SELECT <FILL IN> AS avgSalary 
FROM tblUsers
""").collect()[0].avgSalary

avgSalary

In [None]:
assert avgSalary == 29707.34

### 1.d) Aggregate salaries per group

Group per groupId and compute the minimum, average, maximum salary and sort by average salary descending.

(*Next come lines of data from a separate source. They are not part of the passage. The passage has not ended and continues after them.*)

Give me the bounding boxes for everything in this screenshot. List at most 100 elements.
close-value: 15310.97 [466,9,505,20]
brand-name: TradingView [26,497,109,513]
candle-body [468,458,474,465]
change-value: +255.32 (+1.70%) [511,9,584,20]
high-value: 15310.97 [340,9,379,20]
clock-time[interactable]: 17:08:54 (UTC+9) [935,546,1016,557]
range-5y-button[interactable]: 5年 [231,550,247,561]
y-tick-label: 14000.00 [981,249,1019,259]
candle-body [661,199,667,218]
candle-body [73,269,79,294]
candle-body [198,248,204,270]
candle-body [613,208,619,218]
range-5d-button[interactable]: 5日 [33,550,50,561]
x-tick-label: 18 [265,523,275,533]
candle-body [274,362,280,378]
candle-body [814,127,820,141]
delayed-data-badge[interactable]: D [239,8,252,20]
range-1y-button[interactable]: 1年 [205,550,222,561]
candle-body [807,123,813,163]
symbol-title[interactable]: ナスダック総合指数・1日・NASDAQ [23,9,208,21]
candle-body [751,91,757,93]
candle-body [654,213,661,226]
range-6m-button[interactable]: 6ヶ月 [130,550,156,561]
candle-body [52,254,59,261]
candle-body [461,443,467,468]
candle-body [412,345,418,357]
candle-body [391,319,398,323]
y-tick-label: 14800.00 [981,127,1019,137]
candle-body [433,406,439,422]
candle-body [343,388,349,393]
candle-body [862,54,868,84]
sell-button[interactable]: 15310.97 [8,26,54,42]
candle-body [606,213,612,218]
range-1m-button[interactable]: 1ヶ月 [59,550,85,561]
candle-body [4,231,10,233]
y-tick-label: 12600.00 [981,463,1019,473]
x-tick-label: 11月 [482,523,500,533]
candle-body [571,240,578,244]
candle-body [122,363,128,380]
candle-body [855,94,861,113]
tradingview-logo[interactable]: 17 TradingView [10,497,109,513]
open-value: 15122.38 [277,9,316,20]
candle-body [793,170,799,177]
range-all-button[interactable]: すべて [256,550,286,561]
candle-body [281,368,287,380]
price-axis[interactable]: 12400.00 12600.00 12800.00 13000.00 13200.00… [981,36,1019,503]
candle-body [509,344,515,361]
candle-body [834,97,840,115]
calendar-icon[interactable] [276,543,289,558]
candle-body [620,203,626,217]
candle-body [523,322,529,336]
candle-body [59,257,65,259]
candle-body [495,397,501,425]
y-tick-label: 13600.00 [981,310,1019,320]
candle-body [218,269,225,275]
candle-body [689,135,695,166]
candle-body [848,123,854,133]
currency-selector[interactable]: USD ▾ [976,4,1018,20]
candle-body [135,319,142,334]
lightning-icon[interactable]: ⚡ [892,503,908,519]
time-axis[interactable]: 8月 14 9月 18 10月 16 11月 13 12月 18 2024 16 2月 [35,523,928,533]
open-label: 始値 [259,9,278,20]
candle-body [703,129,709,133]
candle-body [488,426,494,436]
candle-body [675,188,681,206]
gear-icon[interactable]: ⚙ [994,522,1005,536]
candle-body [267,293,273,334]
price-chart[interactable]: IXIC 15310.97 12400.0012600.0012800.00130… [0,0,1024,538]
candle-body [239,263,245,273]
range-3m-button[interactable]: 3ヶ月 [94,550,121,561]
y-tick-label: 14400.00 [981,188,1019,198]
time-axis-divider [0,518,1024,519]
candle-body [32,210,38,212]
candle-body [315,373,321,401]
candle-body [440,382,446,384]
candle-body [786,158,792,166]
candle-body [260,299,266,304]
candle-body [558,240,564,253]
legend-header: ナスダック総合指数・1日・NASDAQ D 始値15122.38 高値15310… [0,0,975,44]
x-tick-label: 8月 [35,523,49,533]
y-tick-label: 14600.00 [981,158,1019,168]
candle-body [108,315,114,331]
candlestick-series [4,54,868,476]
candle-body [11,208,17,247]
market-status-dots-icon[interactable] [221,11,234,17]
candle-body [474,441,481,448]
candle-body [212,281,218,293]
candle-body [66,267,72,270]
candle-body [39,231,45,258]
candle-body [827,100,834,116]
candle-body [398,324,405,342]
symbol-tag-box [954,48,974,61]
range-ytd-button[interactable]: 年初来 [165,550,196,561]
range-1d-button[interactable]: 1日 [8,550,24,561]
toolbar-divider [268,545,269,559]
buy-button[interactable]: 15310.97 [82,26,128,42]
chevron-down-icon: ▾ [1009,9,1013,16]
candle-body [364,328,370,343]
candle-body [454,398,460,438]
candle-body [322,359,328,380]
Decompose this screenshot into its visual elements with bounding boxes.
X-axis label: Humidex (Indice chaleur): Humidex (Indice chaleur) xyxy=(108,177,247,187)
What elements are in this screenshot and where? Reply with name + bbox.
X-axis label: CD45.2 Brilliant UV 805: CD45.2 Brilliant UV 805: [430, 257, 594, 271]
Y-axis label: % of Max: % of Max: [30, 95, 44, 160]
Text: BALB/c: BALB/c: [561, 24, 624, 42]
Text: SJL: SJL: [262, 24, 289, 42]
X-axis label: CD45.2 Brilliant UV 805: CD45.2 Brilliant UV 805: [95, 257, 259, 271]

**Hint:** Use `MIN`, `AVG`, `MAX`, and `GROUP BY`; you can also sort by computed columns.

In [None]:
q1d = sqlContext.sql("""
SELECT 
    groupId,
    COUNT(id) AS NumUsers,
    <FILL IN> AS MinSalary, 
    <FILL IN> AS AvgSalary,
    <FILL IN> AS MaxSalary,
    AVG(salary) - {} AS GlobalAvgDelta
FROM tblUsers
<FILL IN>
ORDER BY <FILL IN>
""".format(avgSalary))

displayRows(q1d)

In [None]:
groups = [
    (5, 26623, 30573, 32862), 
    (4, 26923, 29898, 31849),
    (1, 26600, 29833, 32234),
    (2, 27784, 29537, 32796),
    (6, 26973, 29490, 32245),
    (3, 27858, 29447, 32531),
    (0, 26784, 28369, 30346)
]

q1dresult = q1d.collect()
assert len(q1dresult) == 7
assert map(lambda i: q1dresult[i].groupId == groups[i][0], range(0,len(q1dresult)-1)), "GroupID column does not match."
assert map(lambda i: q1dresult[i].MinSalary == groups[i][1], range(0,len(q1dresult)-1)), "MinSalary column does not match."
assert map(lambda i: int(q1dresult[i].AvgSalary) == groups[i][2], range(0,len(q1dresult)-1)), "AvgSalary column does not match."
assert map(lambda i: q1dresult[i].MaxSalary == groups[i][3], range(0,len(q1dresult)-1)), "MaxSalary column does not match."